Abrangendo o horizonte do rio Tejo e da cidade baixa, distinguem-se alguns edifícios emblemáticos da modernização da cidade nos finais do séc. XIX, inícios do XX – o monumento aos Restauradores (1886), o hotel Avenida Palace (1892), o elevador de Santa Justa (1902). Nas faixas centrais e laterais, destaca-se o movimento urbano, pontuado pelos novos meios de transporte – seges, traquitanas, coupés, caleches, tipóias, americanos. Lateralmente, é delimitada por uma sucessão de edifícios cujos estilos arquitectónicos espelham as várias etapas de crescimento desta Avenida.

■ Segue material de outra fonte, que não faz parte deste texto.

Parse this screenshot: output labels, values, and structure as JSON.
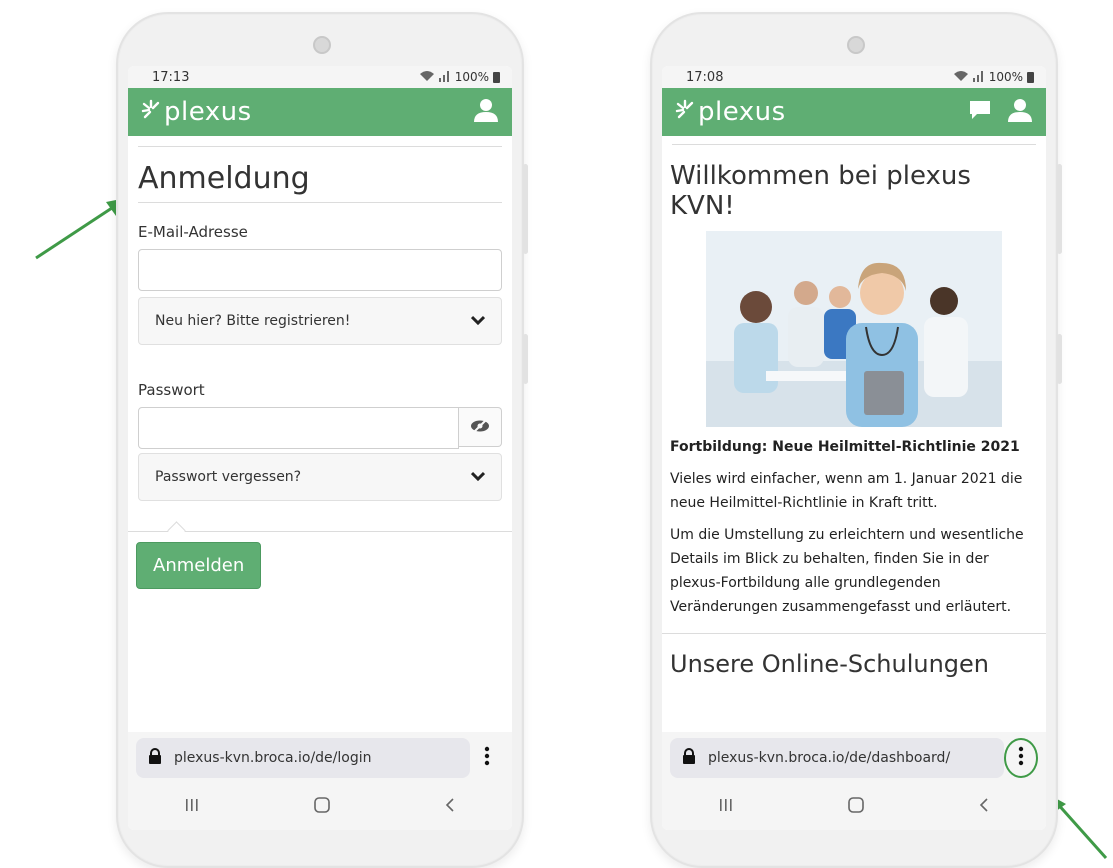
{
  "left_phone": {
    "time": "17:13",
    "battery": "100%",
    "brand": "plexus",
    "heading": "Anmeldung",
    "email_label": "E-Mail-Adresse",
    "register_toggle": "Neu hier? Bitte registrieren!",
    "password_label": "Passwort",
    "forgot_toggle": "Passwort vergessen?",
    "login_button": "Anmelden",
    "url": "plexus-kvn.broca.io/de/login"
  },
  "right_phone": {
    "time": "17:08",
    "battery": "100%",
    "brand": "plexus",
    "welcome": "Willkommen bei plexus KVN!",
    "news_title": "Fortbildung: Neue Heilmittel-Richtlinie 2021",
    "para1": "Vieles wird einfacher, wenn am 1. Januar 2021 die neue Heilmittel-Richtlinie in Kraft tritt.",
    "para2": "Um die Umstellung zu erleichtern und wesentliche Details im Blick zu behalten, finden Sie in der plexus-Fortbildung alle grundlegenden Veränderungen zusammengefasst und erläutert.",
    "section_heading": "Unsere Online-Schulungen",
    "url": "plexus-kvn.broca.io/de/dashboard/"
  },
  "icons": {
    "user": "user-icon",
    "chat": "chat-icon",
    "lock": "lock-icon",
    "eye": "eye-slash-icon",
    "chevron": "chevron-down-icon",
    "kebab": "kebab-menu-icon"
  },
  "colors": {
    "brand_green": "#5fae73",
    "annotation_green": "#3f9a47"
  }
}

Artéria principal da cidade desde a abertura do Passeio Público pombalino, a Avenida da Liberdade vai paulatinamente alterando a sua configuração, em resposta às necessidades económicas de um país em fase de industrialização e ao crescimento exponencial da população da capital. Eliminando as barreiras que primitivamente a tornavam um espaço quase fechado, estendendo e entrecruzando eixos de circulação, permitirá alargar o tecido sobrecarregado da cidade baixa a zonas de extensão, comunicando com os velhos lugares lisboetas e da periferia.